`normDepthBufferFromNormView` in XRDepthInformation is not a rigid transform

bialpio commented 10 months ago

We should look into changing the type of normDepthBufferFromNormView since it can be a non-rigid transform - rigid transforms cannot apply scaling, and this is what can be performed by this transformation.

What we'd need is a general-purpose matrix type in the IDL. There is a DOMMatrix which I think could work here, but this is going to unfortunately be a breaking change. 😢

cabanier commented 5 months ago

As it turns out, this is something that is also needed on the Quest side. The Quest OpenXR depth extension exposes a pose and the fov that should be exposed as a projection matrix to the author. Quest browser currently assumes that frame and depth matrices match but that is not always true. I've been told that other changes are coming that make it even less true.

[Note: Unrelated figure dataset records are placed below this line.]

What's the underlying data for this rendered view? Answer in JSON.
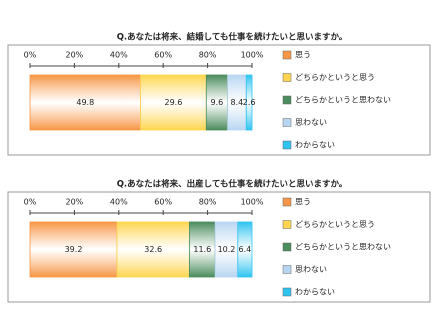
{
  "chart_data": [
    {
      "type": "stacked-bar",
      "title": "Q.あなたは将来、結婚しても仕事を続けたいと思いますか。",
      "xlim": [
        0,
        100
      ],
      "xticks": [
        {
          "value": 0,
          "label": "0%"
        },
        {
          "value": 20,
          "label": "20%"
        },
        {
          "value": 40,
          "label": "40%"
        },
        {
          "value": 60,
          "label": "60%"
        },
        {
          "value": 80,
          "label": "80%"
        },
        {
          "value": 100,
          "label": "100%"
        }
      ],
      "legend": "right",
      "series": [
        {
          "name": "思う",
          "color": "#f79646",
          "values": [
            49.8
          ]
        },
        {
          "name": "どちらかというと思う",
          "color": "#ffd54f",
          "values": [
            29.6
          ]
        },
        {
          "name": "どちらかというと思わない",
          "color": "#4a8c5c",
          "values": [
            9.6
          ]
        },
        {
          "name": "思わない",
          "color": "#b8d6f2",
          "values": [
            8.4
          ]
        },
        {
          "name": "わからない",
          "color": "#2fc4f0",
          "values": [
            2.6
          ]
        }
      ]
    },
    {
      "type": "stacked-bar",
      "title": "Q.あなたは将来、出産しても仕事を続けたいと思いますか。",
      "xlim": [
        0,
        100
      ],
      "xticks": [
        {
          "value": 0,
          "label": "0%"
        },
        {
          "value": 20,
          "label": "20%"
        },
        {
          "value": 40,
          "label": "40%"
        },
        {
          "value": 60,
          "label": "60%"
        },
        {
          "value": 80,
          "label": "80%"
        },
        {
          "value": 100,
          "label": "100%"
        }
      ],
      "legend": "right",
      "series": [
        {
          "name": "思う",
          "color": "#f79646",
          "values": [
            39.2
          ]
        },
        {
          "name": "どちらかというと思う",
          "color": "#ffd54f",
          "values": [
            32.6
          ]
        },
        {
          "name": "どちらかというと思わない",
          "color": "#4a8c5c",
          "values": [
            11.6
          ]
        },
        {
          "name": "思わない",
          "color": "#b8d6f2",
          "values": [
            10.2
          ]
        },
        {
          "name": "わからない",
          "color": "#2fc4f0",
          "values": [
            6.4
          ]
        }
      ]
    }
  ]
}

We should indeed extend the interface and provide a matrix. The only other way would be to "shift" the depth pixels on the fly on the user agent side and that would be very expensive. cc @alcooper91 @toji

cabanier commented 5 months ago

After talking to our people working on depth sensing, we potentially need another change to the interface and we might need update to how occlusion is implemented. I invited one of the engineers to come talk to us during a weekly call

/agenda discuss needed changes to depth sensing spec + implementation

AdaRoseCannon commented 5 months ago

I know I keep mentioning it but is it possible to have a simpler dedicated interface for Occlusion because it's what most people will use it for and another more generic API for getting the depth map for other purposes like physics? Having the details hidden a bit might help with making it generic.

cabanier commented 5 months ago

I know I keep mentioning it but is it possible to have a simpler dedicated interface for Occlusion because it's what most people will use it for and another more generic API for getting the depth map for other purposes like physics? Having the details hidden a bit might help with making it generic.

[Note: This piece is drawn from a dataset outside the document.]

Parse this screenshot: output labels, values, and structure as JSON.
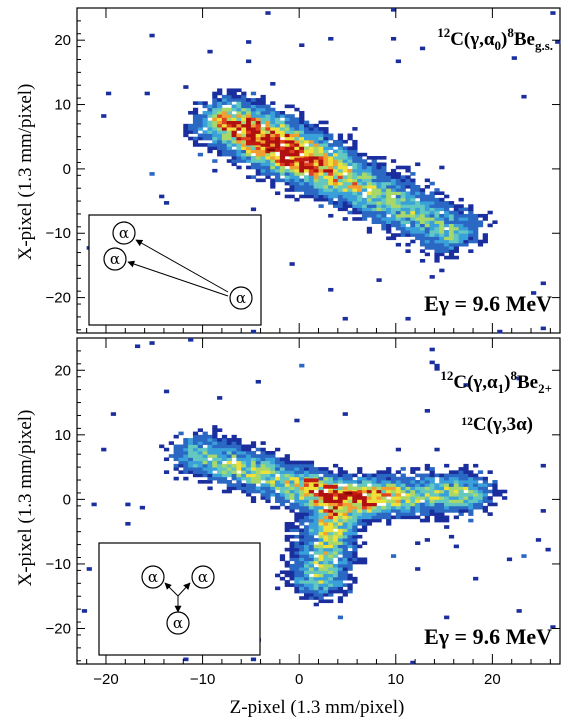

Unfortunately, I was told that it's a tradeoff between complexity and ease of use. We can make it simpler but then it will be too slow to be useful

alcooper91 commented 5 months ago

I believe Piotr's original intent in relaxing this here wasn't to allow for depth information that didn't match the XRView that it was attached to, but rather to allow mirroring (e.g. a y-flip), since the intention behind this transform at the start was simply to account for 2D device orientation (e.g. portrait vs landscape or y-flip).

While there is an additional cost to be paid to shift the pixels, either the UA or the site is ultimately going to have to pay it, and allowing a full transform that essentially allows the depth buffer to not be aligned with the XRView makes it feel wrong to me that it is attached to the XRView, which is a much larger breaking change. I believe we could normatively specify that any transformation that needs to happen be applied lazily, which would still give developers control of the performance without having to alter the API shape. The other alternative that exists is that we could leverage secondary-views to expose views that are aligned with the depth cameras that should not be rendered to.

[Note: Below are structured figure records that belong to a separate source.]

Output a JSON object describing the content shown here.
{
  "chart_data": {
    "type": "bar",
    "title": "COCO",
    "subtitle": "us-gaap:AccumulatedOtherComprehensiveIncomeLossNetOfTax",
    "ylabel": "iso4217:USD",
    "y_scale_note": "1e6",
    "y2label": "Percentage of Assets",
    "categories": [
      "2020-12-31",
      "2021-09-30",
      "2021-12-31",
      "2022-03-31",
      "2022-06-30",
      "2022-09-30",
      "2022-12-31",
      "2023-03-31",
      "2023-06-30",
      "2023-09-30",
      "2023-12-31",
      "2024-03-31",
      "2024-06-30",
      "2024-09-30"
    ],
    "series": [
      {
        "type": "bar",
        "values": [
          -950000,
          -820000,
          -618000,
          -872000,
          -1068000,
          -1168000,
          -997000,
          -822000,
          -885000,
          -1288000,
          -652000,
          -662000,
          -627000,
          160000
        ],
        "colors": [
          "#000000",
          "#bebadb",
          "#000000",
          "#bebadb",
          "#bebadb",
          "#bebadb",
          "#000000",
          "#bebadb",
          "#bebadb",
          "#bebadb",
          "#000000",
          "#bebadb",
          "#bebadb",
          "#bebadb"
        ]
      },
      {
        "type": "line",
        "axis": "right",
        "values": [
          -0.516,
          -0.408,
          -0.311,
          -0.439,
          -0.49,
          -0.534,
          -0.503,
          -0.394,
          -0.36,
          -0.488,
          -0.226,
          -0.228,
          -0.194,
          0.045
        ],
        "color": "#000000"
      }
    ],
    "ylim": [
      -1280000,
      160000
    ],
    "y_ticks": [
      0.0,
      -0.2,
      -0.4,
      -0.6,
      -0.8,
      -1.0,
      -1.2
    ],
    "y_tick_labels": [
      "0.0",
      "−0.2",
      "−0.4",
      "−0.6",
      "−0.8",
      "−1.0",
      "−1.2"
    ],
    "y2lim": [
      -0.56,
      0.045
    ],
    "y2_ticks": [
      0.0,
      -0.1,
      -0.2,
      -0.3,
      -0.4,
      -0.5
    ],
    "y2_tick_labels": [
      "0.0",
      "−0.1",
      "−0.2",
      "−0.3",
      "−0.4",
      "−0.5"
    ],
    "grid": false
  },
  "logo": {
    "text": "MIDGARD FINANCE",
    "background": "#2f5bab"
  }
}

Given that Chrome has shipped the Depth API and does see external usage of it, I'm hesitant about such a large breaking change when alternatives exist.

I'd also be open to a simpler "turn on occlusion" API, and while I agree there is a tradeoff, you could imagine there being some system setting to do this that maybe isn't too slow to be useful (I'd guess Apple has this), and then it becomes a developer choice of which path you want to take.

cabanier commented 5 months ago

While there is an additional cost to be paid to shift the pixels, either the UA or the site is ultimately going to have to pay it, and allowing a full transform that essentially allows the depth buffer to not be aligned with the XRView makes it feel wrong to me that it is attached to the XRView, which is a much larger breaking change. I believe we could normatively specify that any transformation that needs to happen be applied lazily, which would still give developers control of the performance without having to alter the API shape. The other alternative that exists is that we could leverage secondary-views to expose views that are aligned with the depth cameras that should not be rendered to.

Supposedly we tried implementing your proposal (= shift the pixels) but found that it was not performant enough and experiences couldn't get the framerate or level of detail. However, if a site wants to shift the pixels, they could choose to implement it themselves. It would likely be faster than having the UA do it.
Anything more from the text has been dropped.